The National Black Marathoners' Association (NBMA) is a not-for-profit organization. The executive director and co-founder is Anthony (Tony) Reed, the first Black person in the world to run marathons on all seven continents in 2007. It was formed in 2004 and held its first Annual Summit at the 2005 Lewis and Clark Marathon in St. Charles, MO. The organization offers college scholarships to high school distance runners. In 2013, they recognized the accomplishments of African American distance runners through their National Black Distance Running Hall of Fame and Achievement Awards Events. The organization is open to everyone, regardless of their running or walking ability or distance. 

In 2021, they focused on African American women runners with the documentary, Breaking Three Hours: Trailblazing African American Women Marathoners.
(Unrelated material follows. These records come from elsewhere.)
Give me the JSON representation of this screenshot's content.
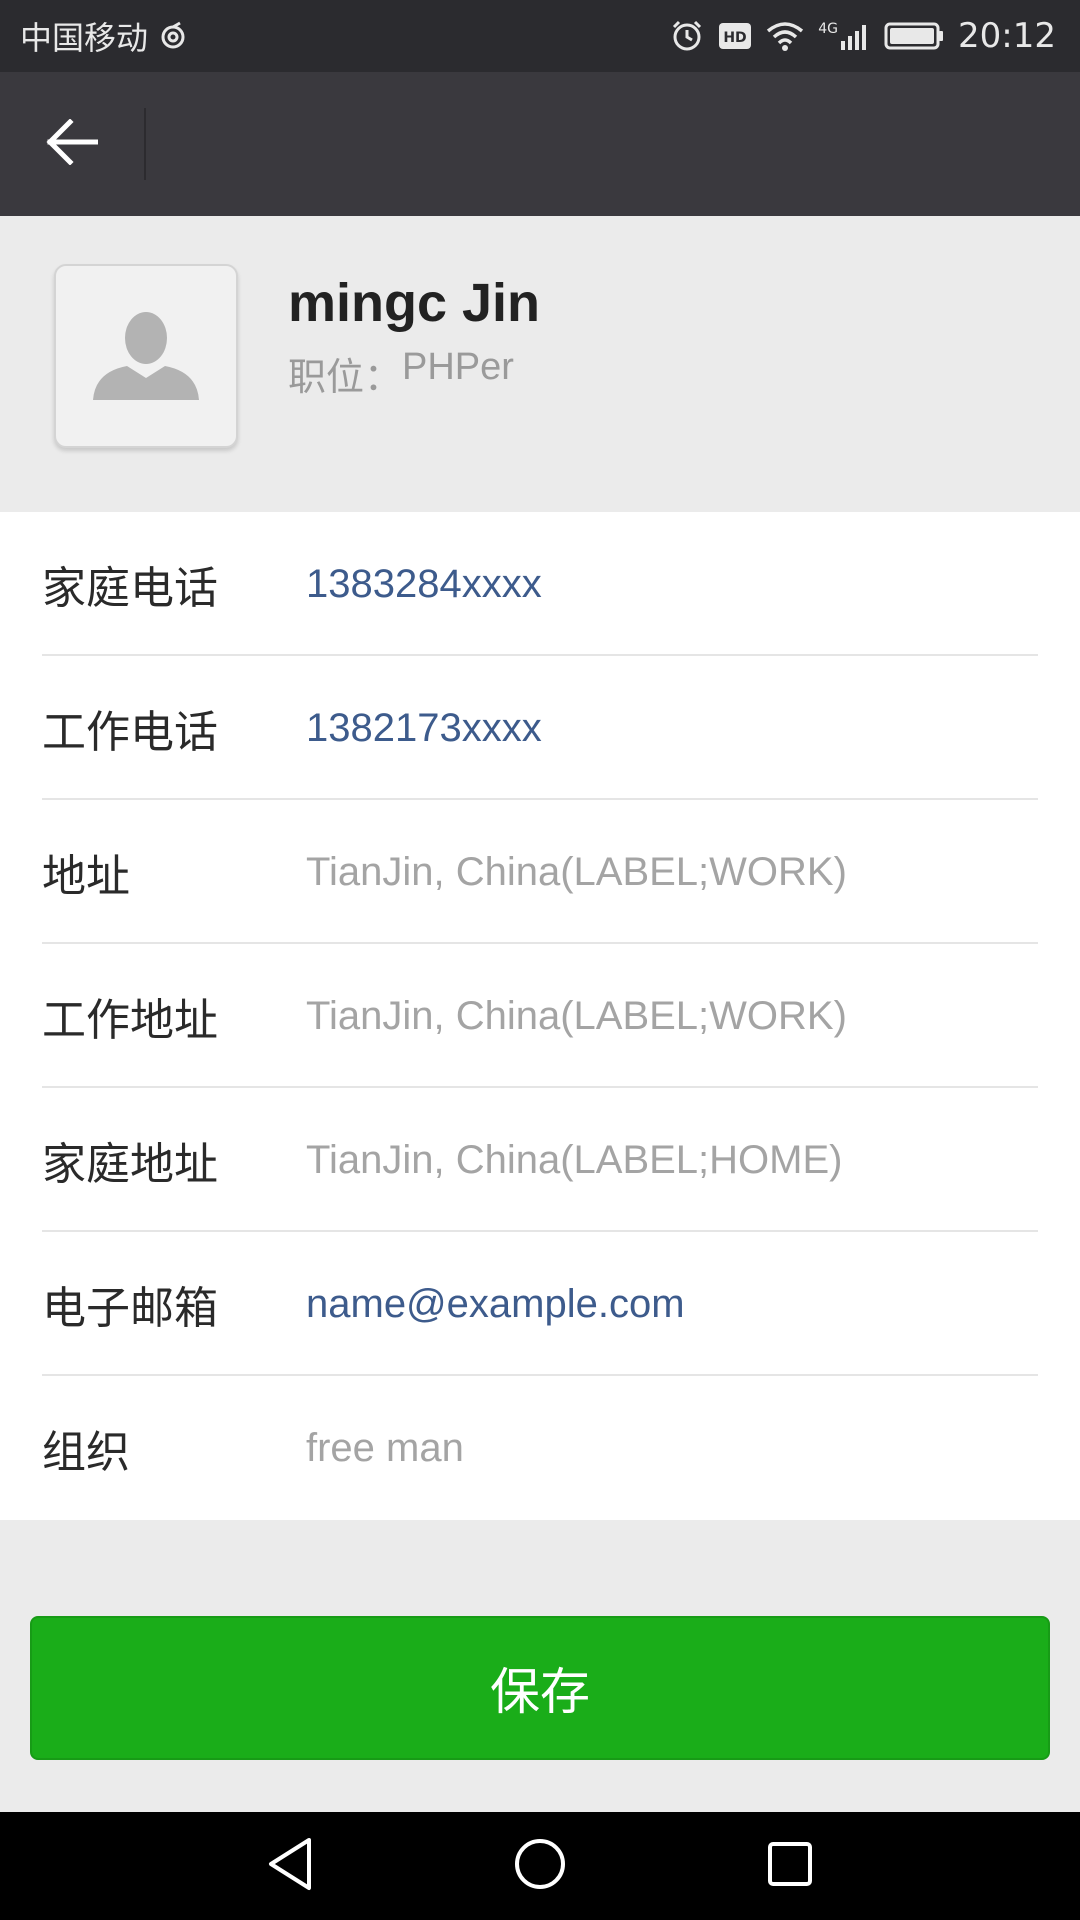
{
  "status_bar": {
    "carrier": "中国移动",
    "network": "4G",
    "time": "20:12"
  },
  "icons": {
    "back": "arrow-left-icon",
    "avatar": "person-silhouette-icon"
  },
  "profile": {
    "name": "mingc Jin",
    "title_label": "职位：",
    "title_value": "PHPer"
  },
  "fields": [
    {
      "label": "家庭电话",
      "value": "1383284xxxx",
      "style": "link"
    },
    {
      "label": "工作电话",
      "value": "1382173xxxx",
      "style": "link"
    },
    {
      "label": "地址",
      "value": "TianJin, China(LABEL;WORK)",
      "style": "plain"
    },
    {
      "label": "工作地址",
      "value": "TianJin, China(LABEL;WORK)",
      "style": "plain"
    },
    {
      "label": "家庭地址",
      "value": "TianJin, China(LABEL;HOME)",
      "style": "plain"
    },
    {
      "label": "电子邮箱",
      "value": "name@example.com",
      "style": "link"
    },
    {
      "label": "组织",
      "value": "free man",
      "style": "plain"
    }
  ],
  "actions": {
    "save_label": "保存"
  },
  "colors": {
    "topbar": "#3a393e",
    "link": "#3d5b8c",
    "save": "#1aad19"
  }
}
National Black Marathoners Association “1865 Free to Run” Logo

Since 2004, the National Black Marathoners' Association's (NBMA) official logo has been a symbolic race number. The Thirteenth Amendment to the Constitution abolished "slavery and involuntary servitude" on December 6, 1865. After that date, Blacks were supposed to be "Free to Run" without interference.

Annual summits
The Association's annual summits are occasionally held in partnership with major races including the 2018 Baltimore Running Festival, the 2019 Little Rock Marathon, the 2020 St. Jude Marathon, and 2021 Flying Pig Marathon.